The crucifixion of Christ happened on a Friday. “Then led they Jesus from Caiaphas unto the hall of judgment [of the Roman Pilate]: and it was early; and they themselves went not into the judgment hall, lest they should be defiled; but that they might eat the Passover. “
The Hebrew festival of Passover traditional begins on the evening before the full moon in the month of Nisan, that would be the evening of the 14th of Nisan/the day of the 15th of Nisan. Between A.D. 29 and A.D. 36, two years had the 14th of Nisan fall on a Friday, and the 15th of Nisan (Passover) fall on a Sabbath (Saturday). Those were A.D. 30 and A.D. 33. If Jesus’ duration ministry was at least 3 years, then the only year that the Crucifixion could have occurred on was A.D. 33 !
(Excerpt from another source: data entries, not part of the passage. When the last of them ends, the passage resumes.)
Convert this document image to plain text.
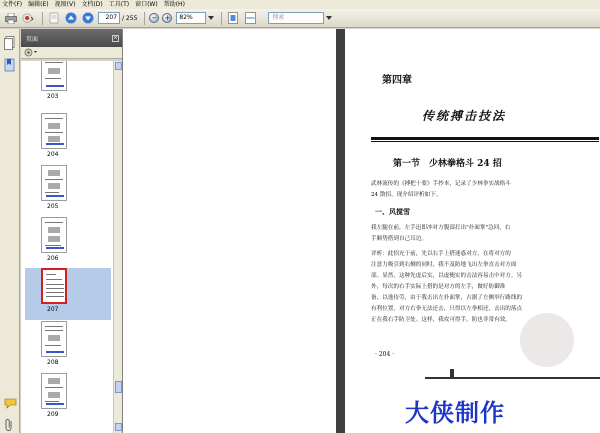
文件(F) 编辑(E) 视图(V) 文档(D) 工具(T) 窗口(W) 帮助(H)
207 / 255 − +	82%	搜索
页面	×
203
204
205
206
207
208
209
第四章
传统搏击技法
第一节　少林拳格斗 24 招
武林流传的《搏把十要》手抄本，记录了少林拳实战格斗
24 散招，现介绍评析如下。
一、风搅雪
我左腿在前，左手迅即冲对方腹部打出"扑面掌"急回，右
手顺势搭到自己耳边。
评析：此招充于前，先以右手上搭迷惑对方，在将对方的
注意力吸引到右侧的同时，我不及防地飞出左拳直击对方面
部。显然，这种先虚后实，以虚掩实的击法容易击中对方。另
外，每次的右手实际上搭的是对方的左手，做好防御准
备，以逸待劳，由于我击出左扑面掌，占据了左侧举行路线的
有利位置，对方右拳无法还击，只得以左拳相还，击出的落点
正在我右手防卫处。这样，我攻可得手，防也非常有效。
· 204 ·
大侠制作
Dating of the Lunar Eclipse (the Red Moon) which Occurred on the day of Jesus’s Crucifixion:
The prophet Joel prophesized “The sun shall be turned into darkness, and the moon into blood, before the coming of the great and awesome day of the Lord.” (Joel 2:31) and Saint Peter quoted Joel’s prophesy as having happened at the crucifixion of God’s messiah, Jesus the Christ to the people in Jerusalem on the day of Pentecost (Acts 2:20).
Previous (and future) lunar eclipses can be calculated using routine modern astronomical methods. Isaac Newton was the first person to use this technique to look for a lunar eclipse (he published his result in 1733), which was visible from Jerusalem, and which occurred on the Friday before Passover during Pontius Pilate’s reign. Such an eclipse occurred, at moon rise (immediately after sunset) on Friday April 3rd, A.D. 33 (this is the date on the Julian calendar which was in use throughout the Roman empire since 45 B.C. and which remains the routine astronomical calendar to this day).